Blair watched him. He sat up in bed, so exposed and so unselfconscious.
“I don’t know. The girls love me at night. And they leave me in the morning.”
“It’s the girls’ fault?”
“Would you want to marry me?”
“Not on your life,” Blair told him.
“Exactly.”
“And all you want,” Blair said, moving toward him, pulling off her tank top and dropping her jeans to the floor, “is a wife.”
“A wife. What a thought. I’d take a wife. As long as she loves sex,” Casey said, watching Blair.
“My angel wouldn’t sleep with me,” Blair told him.
“Angels wouldn’t be very good in bed,” Casey assured her. “They’re too airy, too ethereal.”
“Unlike you.”
“I’m made of earth and fire.”
“I don’t know anything about you,” Blair said. “I don’t know where you come from or how you live without money or who your friends are.”
“You know my body,” he said, smiling at her.
“What is it, Casey? Why do you love sex so much?”
She walked toward the bed, sat on the edge, rested her hand on his penis. He sighed.
“Lie down on top of me,” he said. “Cover my body with your own.”
She lay on top of him. He closed his eyes, and a smile spread across his face.
“Who are you imagining I am?” she asked.
He kept his eyes closed.
“You’re part of me.”
She pressed her body onto his.
Blair was trashed when she got to work. The Vicodin, alcohol, sex and sleep had pulled her too deep, too far from the confines of her body. Hours later, her hands were still shaky, her movements in the kitchen awkward and ungainly. She’d reach for a pot and watch her hand follow moments later. She moved to place the salt back on the shelf and watched it drop before it even reached the shelf.
“Go home,” Daniel said. “You need to rest, darling.”
“No,” Blair told him.
“You’re screwing things up. I’ll take over,” he insisted.

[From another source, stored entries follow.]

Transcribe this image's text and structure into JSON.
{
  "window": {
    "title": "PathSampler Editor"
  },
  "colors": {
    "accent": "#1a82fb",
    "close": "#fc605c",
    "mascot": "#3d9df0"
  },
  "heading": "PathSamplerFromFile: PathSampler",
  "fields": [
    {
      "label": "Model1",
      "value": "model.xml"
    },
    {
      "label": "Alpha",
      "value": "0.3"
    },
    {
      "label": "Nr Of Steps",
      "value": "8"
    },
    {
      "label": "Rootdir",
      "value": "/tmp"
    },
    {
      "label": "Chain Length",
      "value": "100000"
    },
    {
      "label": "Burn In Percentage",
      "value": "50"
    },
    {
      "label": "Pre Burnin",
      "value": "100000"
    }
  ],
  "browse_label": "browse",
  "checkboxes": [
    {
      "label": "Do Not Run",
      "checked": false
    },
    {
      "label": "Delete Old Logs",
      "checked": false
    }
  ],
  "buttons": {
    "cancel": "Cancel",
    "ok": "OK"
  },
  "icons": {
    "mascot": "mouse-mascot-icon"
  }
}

“No,” she told him. She urged her fingers to wrap around the whisk. “See,” she said. “I’m fine.” The eggs splashed around the bowl.
“Pain?” Daniel asked.
“No!” she barked. “I can’t feel a goddamn thing!” she yelled. And finally she started to cry.
“Go,” Daniel said, his hands at her waist, moving her from the heart of the kitchen to a stool in the corner. “Sit here,” he instructed her gently. “Cry, for Christ’s sake. Scream. Yell. Just promise me you won’t cook.”
“I won’t cook,” Blair whimpered.
Daniel kissed her forehead. “Rest,” he whispered. He moved into place at the stove. When Philippe entered the kitchen with an armload of dirty dishes, Daniel called out to him, “I’m cooking. Take over the front. We’re through the first seating anyway.”
Philippe shot a look at Blair, blew a kiss, flew back out to the dining room.
“I’m sorry,” Blair murmured.
“What’s up?” Daniel asked.
“Luke went back to his wife,” she said.
“Oh, Christ,” Daniel said. His fingers flew from pot to pan to bowl. “Luke Bellingham never left his wife. She left him.”